Jika petani didominasi oleh orang yang sudah berumur bisa jadi siswa SD tersebut adalah bagian dari generasi terakhir petani saat ini. Karena anak petani yang “berumur” tersebut mungkin sudah lebih tua dari anak SD sehingga tidak sekolah di SD. Dan jika benar petani tidak menginginkan anaknya menjadi petani bisa jadi di masa yang akan datang negara ini kekurangan petani. Kondisi tersebut diperparah dengan pertambahan penduduk yang tak terkendali sehingga memunculkan beberapa prediksi. Pertama,untuk memenuhi kebutuhan pangan penduduk pertanian digenjot secara intensif menggunakan bahan sintetis sehingga menghasilkan pangan yang tidak sehat dan juga menyebabkan kerusakan lingkungan. Pangan yang tidak sehat juga menyebabkan penurunan kualitas generasi harapan masa depan. Kedua, negara ini terus diberi label ironis karena mendatangkan pangan dari negara lain padahal kaya akan sumber pangan. Dan terakhir bisa terjadi kelaparan di negara ini.

Saya menyadari bahwa saya juga bagian dari generasi harapan masa depan. Melihat keadaan seperti diatas, saya dan beberapa teman melakukan eksperimen terhadap siswa-siswa di salah satu SD di Piyungan yang bertujuan untuk mengatasi permasalahan tersebut. Bukan berarti mengajak siswa SD tersebut menjadi petani tetapi mengajak kita semua agar bisa memenuhi kebutuhan pangan sendiri serta mampu “berdiri dengan kaki kita sendiri”. Kegiatan tersebut dikemas dengan menarik tetapi tidak meninggalkan kegiatan belajar mereka di kelas. Selama februari ini kita akan bermain dengan anak-anak SD disana dan sedikit banyak menyisipkan gagasan untuk mengatasi masalah tersebut. Semoga ini menjadi langkah awal untuk perubahan yang lebih baik.

Di akhir pertemuan dengan anak-anak SD hari ini, saya mencoba menghilangkan rasa tidak percaya tersebut lalu mengajak mereka untuk memberikan tepuk tangan kepada anak-anak yang orang tuanya bekerja sebagai petani.
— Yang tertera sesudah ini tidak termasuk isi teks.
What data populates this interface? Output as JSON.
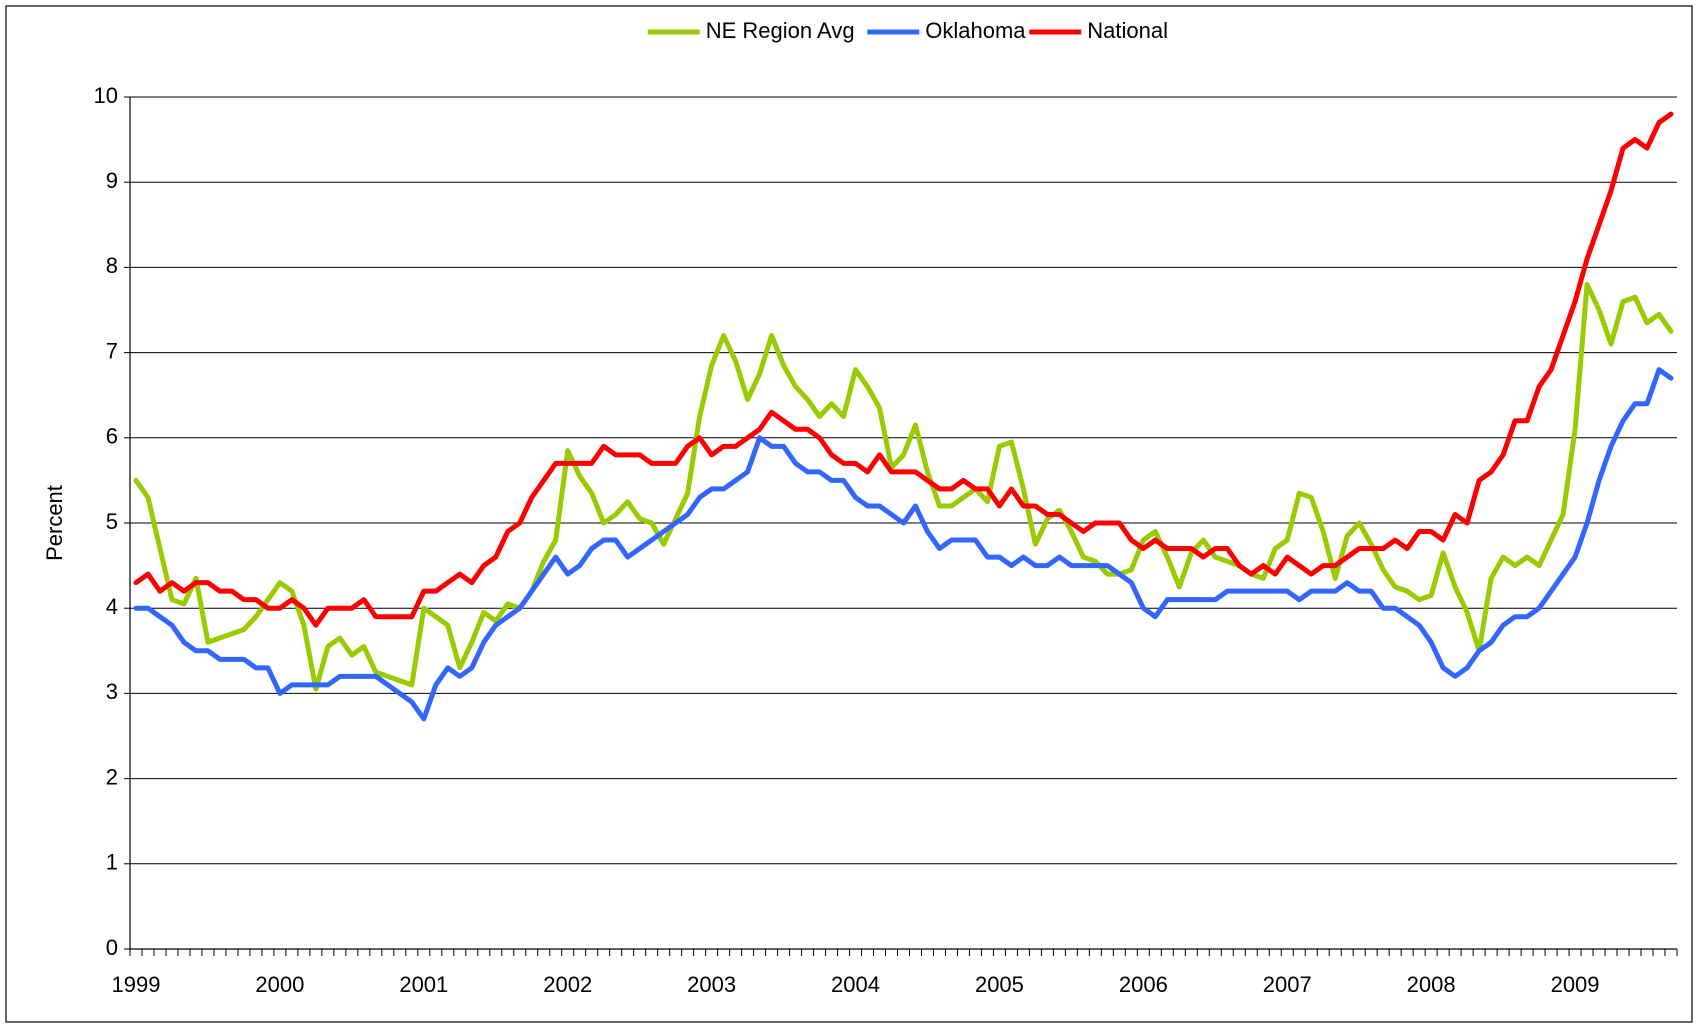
{
  "chart_data": {
    "type": "line",
    "ylabel": "Percent",
    "categories": [
      "1999",
      null,
      null,
      null,
      null,
      null,
      null,
      null,
      null,
      null,
      null,
      null,
      "2000",
      null,
      null,
      null,
      null,
      null,
      null,
      null,
      null,
      null,
      null,
      null,
      "2001",
      null,
      null,
      null,
      null,
      null,
      null,
      null,
      null,
      null,
      null,
      null,
      "2002",
      null,
      null,
      null,
      null,
      null,
      null,
      null,
      null,
      null,
      null,
      null,
      "2003",
      null,
      null,
      null,
      null,
      null,
      null,
      null,
      null,
      null,
      null,
      null,
      "2004",
      null,
      null,
      null,
      null,
      null,
      null,
      null,
      null,
      null,
      null,
      null,
      "2005",
      null,
      null,
      null,
      null,
      null,
      null,
      null,
      null,
      null,
      null,
      null,
      "2006",
      null,
      null,
      null,
      null,
      null,
      null,
      null,
      null,
      null,
      null,
      null,
      "2007",
      null,
      null,
      null,
      null,
      null,
      null,
      null,
      null,
      null,
      null,
      null,
      "2008",
      null,
      null,
      null,
      null,
      null,
      null,
      null,
      null,
      null,
      null,
      null,
      "2009",
      null,
      null,
      null,
      null,
      null,
      null,
      null,
      null
    ],
    "series": [
      {
        "name": "NE Region Avg",
        "color": "#99cc00",
        "values": [
          5.5,
          5.3,
          4.7,
          4.1,
          4.05,
          4.35,
          3.6,
          3.65,
          3.7,
          3.75,
          3.9,
          4.1,
          4.3,
          4.2,
          3.8,
          3.05,
          3.55,
          3.65,
          3.45,
          3.55,
          3.25,
          3.2,
          3.15,
          3.1,
          4.0,
          3.9,
          3.8,
          3.3,
          3.6,
          3.95,
          3.85,
          4.05,
          4.0,
          4.2,
          4.55,
          4.8,
          5.85,
          5.55,
          5.35,
          5.0,
          5.1,
          5.25,
          5.05,
          5.0,
          4.75,
          5.05,
          5.35,
          6.25,
          6.85,
          7.2,
          6.9,
          6.45,
          6.75,
          7.2,
          6.85,
          6.6,
          6.45,
          6.25,
          6.4,
          6.25,
          6.8,
          6.6,
          6.35,
          5.65,
          5.8,
          6.15,
          5.6,
          5.2,
          5.2,
          5.3,
          5.4,
          5.25,
          5.9,
          5.95,
          5.4,
          4.75,
          5.05,
          5.15,
          4.9,
          4.6,
          4.55,
          4.4,
          4.4,
          4.45,
          4.8,
          4.9,
          4.6,
          4.25,
          4.65,
          4.8,
          4.6,
          4.55,
          4.5,
          4.4,
          4.35,
          4.7,
          4.8,
          5.35,
          5.3,
          4.9,
          4.35,
          4.85,
          5.0,
          4.75,
          4.45,
          4.25,
          4.2,
          4.1,
          4.15,
          4.65,
          4.25,
          3.95,
          3.5,
          4.35,
          4.6,
          4.5,
          4.6,
          4.5,
          4.8,
          5.1,
          6.1,
          7.8,
          7.5,
          7.1,
          7.6,
          7.65,
          7.35,
          7.45,
          7.25
        ]
      },
      {
        "name": "Oklahoma",
        "color": "#3366ff",
        "values": [
          4.0,
          4.0,
          3.9,
          3.8,
          3.6,
          3.5,
          3.5,
          3.4,
          3.4,
          3.4,
          3.3,
          3.3,
          3.0,
          3.1,
          3.1,
          3.1,
          3.1,
          3.2,
          3.2,
          3.2,
          3.2,
          3.1,
          3.0,
          2.9,
          2.7,
          3.1,
          3.3,
          3.2,
          3.3,
          3.6,
          3.8,
          3.9,
          4.0,
          4.2,
          4.4,
          4.6,
          4.4,
          4.5,
          4.7,
          4.8,
          4.8,
          4.6,
          4.7,
          4.8,
          4.9,
          5.0,
          5.1,
          5.3,
          5.4,
          5.4,
          5.5,
          5.6,
          6.0,
          5.9,
          5.9,
          5.7,
          5.6,
          5.6,
          5.5,
          5.5,
          5.3,
          5.2,
          5.2,
          5.1,
          5.0,
          5.2,
          4.9,
          4.7,
          4.8,
          4.8,
          4.8,
          4.6,
          4.6,
          4.5,
          4.6,
          4.5,
          4.5,
          4.6,
          4.5,
          4.5,
          4.5,
          4.5,
          4.4,
          4.3,
          4.0,
          3.9,
          4.1,
          4.1,
          4.1,
          4.1,
          4.1,
          4.2,
          4.2,
          4.2,
          4.2,
          4.2,
          4.2,
          4.1,
          4.2,
          4.2,
          4.2,
          4.3,
          4.2,
          4.2,
          4.0,
          4.0,
          3.9,
          3.8,
          3.6,
          3.3,
          3.2,
          3.3,
          3.5,
          3.6,
          3.8,
          3.9,
          3.9,
          4.0,
          4.2,
          4.4,
          4.6,
          5.0,
          5.5,
          5.9,
          6.2,
          6.4,
          6.4,
          6.8,
          6.7
        ]
      },
      {
        "name": "National",
        "color": "#ff0000",
        "values": [
          4.3,
          4.4,
          4.2,
          4.3,
          4.2,
          4.3,
          4.3,
          4.2,
          4.2,
          4.1,
          4.1,
          4.0,
          4.0,
          4.1,
          4.0,
          3.8,
          4.0,
          4.0,
          4.0,
          4.1,
          3.9,
          3.9,
          3.9,
          3.9,
          4.2,
          4.2,
          4.3,
          4.4,
          4.3,
          4.5,
          4.6,
          4.9,
          5.0,
          5.3,
          5.5,
          5.7,
          5.7,
          5.7,
          5.7,
          5.9,
          5.8,
          5.8,
          5.8,
          5.7,
          5.7,
          5.7,
          5.9,
          6.0,
          5.8,
          5.9,
          5.9,
          6.0,
          6.1,
          6.3,
          6.2,
          6.1,
          6.1,
          6.0,
          5.8,
          5.7,
          5.7,
          5.6,
          5.8,
          5.6,
          5.6,
          5.6,
          5.5,
          5.4,
          5.4,
          5.5,
          5.4,
          5.4,
          5.2,
          5.4,
          5.2,
          5.2,
          5.1,
          5.1,
          5.0,
          4.9,
          5.0,
          5.0,
          5.0,
          4.8,
          4.7,
          4.8,
          4.7,
          4.7,
          4.7,
          4.6,
          4.7,
          4.7,
          4.5,
          4.4,
          4.5,
          4.4,
          4.6,
          4.5,
          4.4,
          4.5,
          4.5,
          4.6,
          4.7,
          4.7,
          4.7,
          4.8,
          4.7,
          4.9,
          4.9,
          4.8,
          5.1,
          5.0,
          5.5,
          5.6,
          5.8,
          6.2,
          6.2,
          6.6,
          6.8,
          7.2,
          7.6,
          8.1,
          8.5,
          8.9,
          9.4,
          9.5,
          9.4,
          9.7,
          9.8
        ]
      }
    ],
    "ylim": [
      0,
      10
    ],
    "yticks": [
      0,
      1,
      2,
      3,
      4,
      5,
      6,
      7,
      8,
      9,
      10
    ],
    "grid": true,
    "legend": "top"
  }
}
Mereka masih belum paham mengapa harus diberikan tepuk tangan, lalu saya jelaskan “Selain guru ada juga pahlawan tanpa tanda jasa yakni petani, mereka menghasilkan pangan untuk kita semua, coba bayangkan jika tidak ada petani kita mau makan apa…?” Kemudian mereka memberikan tepuk tangan lagi, kali ini lebih kencang suaranya.